During time spent researching in the National Library of Ireland, he met and befriended James Joyce. It was to be a lifelong contact. He became a noted folklorist, collecting stories and ballads from across Ireland, adding lines to them himself as needed. In 1912 he married Mary Maguire, also a literary figure in Dublin of that time. He taught for a time at Scoil Éanna, a school of Pádraig Pearse. The couple migrated to the USA in 1914, seemingly for a visit but which location was in fact to be their home for most of their remaining years.

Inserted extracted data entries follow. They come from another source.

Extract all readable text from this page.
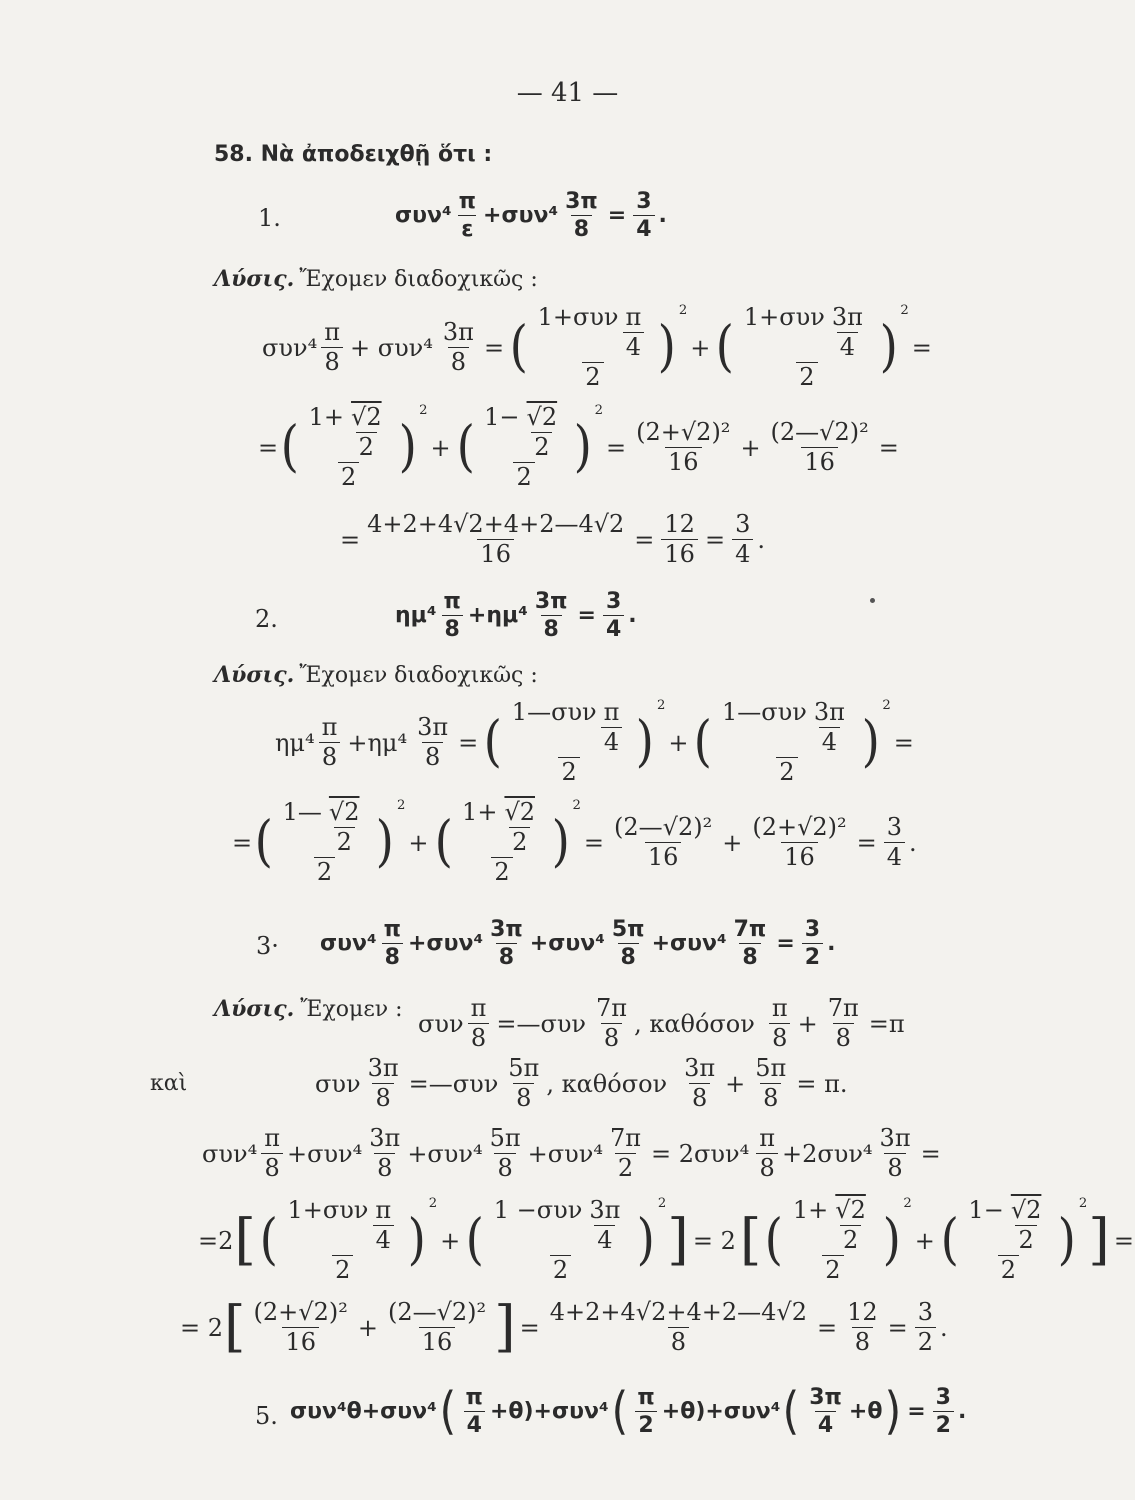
— 41 —
58. Νὰ ἀποδειχθῇ ὅτι :
1.	$\sigma\upsilon\nu^4 \frac{\pi}{\varepsilon} +\sigma\upsilon\nu^4 \frac{3\pi}{8} = \frac{3}{4}$ .
Λύσις. Ἔχομεν διαδοχικῶς :
$\sigma\upsilon\nu^4 \frac{\pi}{8} + \sigma\upsilon\nu^4 \frac{3\pi}{8}$ = ( $\frac{1+\sigma\upsilon\nu \frac{\pi}{4}}{2}$ )
2
+ ( $\frac{1+\sigma\upsilon\nu \frac{3\pi}{4}}{2}$ )
2
=
= ( $\frac{1+ \frac{√2}{2}}{2}$ )
2
+ ( $\frac{1- \frac{√2}{2}}{2}$ )
2
= $\frac{\text{(2+√2)²}}{16} + \frac{\text{(2—√2)²}}{16}$ =
= $\frac{4+2+4√2+4+2—4√2}{16} = \frac{12}{16} = \frac{3}{4}$ .
2.	$\eta\mu^4 \frac{\pi}{8} +\eta\mu^4 \frac{3\pi}{8} = \frac{3}{4}$ .
Λύσις. Ἔχομεν διαδοχικῶς :
$\eta\mu^4 \frac{\pi}{8} +\eta\mu^4 \frac{3\pi}{8}$ = ( $\frac{1—\sigma\upsilon\nu \frac{\pi}{4}}{2}$ )
2
+ ( $\frac{1—\sigma\upsilon\nu \frac{3\pi}{4}}{2}$ )
2
=
= ( $\frac{1— \frac{√2}{2}}{2}$ )
2
+ ( $\frac{1+ \frac{√2}{2}}{2}$ )
2
= $\frac{\text{(2—√2)²}}{16} + \frac{\text{(2+√2)²}}{16} = \frac{3}{4}$ .
$3\cdot \sigma\upsilon\nu^4 \frac{\pi}{8} +\sigma\upsilon\nu^4 \frac{3\pi}{8} +\sigma\upsilon\nu^4 \frac{5\pi}{8} +\sigma\upsilon\nu^4 \frac{7\pi}{8} = \frac{3}{2}$ .
Λύσις. Ἔχομεν :
συν $\frac{\pi}{8}$ =—συν $\frac{7\pi}{8}$ , καθόσον $\frac{\pi}{8} + \frac{7\pi}{8} =\pi$
καὶ	συν $\frac{3\pi}{8}$ =—συν $\frac{5\pi}{8}$ , καθόσον $\frac{3\pi}{8} + \frac{5\pi}{8} = \pi$.
$\sigma\upsilon\nu^4 \frac{\pi}{8} +\sigma\upsilon\nu^4 \frac{3\pi}{8} +\sigma\upsilon\nu^4 \frac{5\pi}{8} +\sigma\upsilon\nu^4 \frac{7\pi}{2} = 2\sigma\upsilon\nu^4 \frac{\pi}{8} +2\sigma\upsilon\nu^4 \frac{3\pi}{8}$ =
=2 [ ( $\frac{1+\sigma\upsilon\nu \frac{\pi}{4}}{2}$ )
2
+ ( $\frac{1 -\sigma\upsilon\nu \frac{3\pi}{4}}{2}$ )
2
] = 2 [ ( $\frac{1+ \frac{√2}{2}}{2}$ )
2
+ ( $\frac{1- \frac{√2}{2}}{2}$ )
2
] =
= 2 [ $\frac{\text{(2+√2)²}}{16} + \frac{\text{(2—√2)²}}{16}$ ] = $\frac{4+2+4√2+4+2—4√2}{8} = \frac{12}{8} = \frac{3}{2}$ .
5. συν⁴θ+συν⁴ ( $\frac{\pi}{4} +\theta$ )+συν⁴ ( $\frac{\pi}{2} +\theta$ )+συν⁴ ( $\frac{3\pi}{4} +\theta$ ) = $\frac{3}{2}$ .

Padraic Colum died on 11th January, 1972, in Enfield, Connecticut at the glorious age of 90. His body was brought home to Ireland and interred in St Fintan’s Cemetery, Sutton, in Dublin, beside his beloved wife who also died previously in New York in 1957. He left behind a substantial body of work and a solid reputation as an Irish literary great. Below is one of his most famous poems, much favoured by Rebel Voice for its easy rhyme and simplistic imagery. Today Free Verse appears to be all the rage. Rebel Voice is unsure how Padraic Colum would fit into the somewhat pretentious trends that dominate Irish literature of today. It would be nice to think that quality will out.
Old Woman Of The Roads
O, to have a little house!
To own the hearth and stool and all!
The heaped up sods against the fire,
The pile of turf against the wall!
To have a clock with weights and chains
And pendulum swinging up and down!
A dresser filled with shining delph,
Speckled and white and blue and brown!
I could be busy all the day
Clearing and sweeping hearth and floor,
And fixing on their shelf again
My white and blue and speckled store!
I could be quiet there at night
Beside the fire and by myself,
Sure of a bed and loth to leave
The ticking clock and the shining delph!
Och! but I’m weary of mist and dark,
And roads where there’s never a house nor bush,
And tired I am of bog and road,
And the crying wind and the lonesome hush!
And I am praying to God on high,
And I am praying Him night and day,
For a little house – a house of my own
Out of the wind’s and the rain’s way.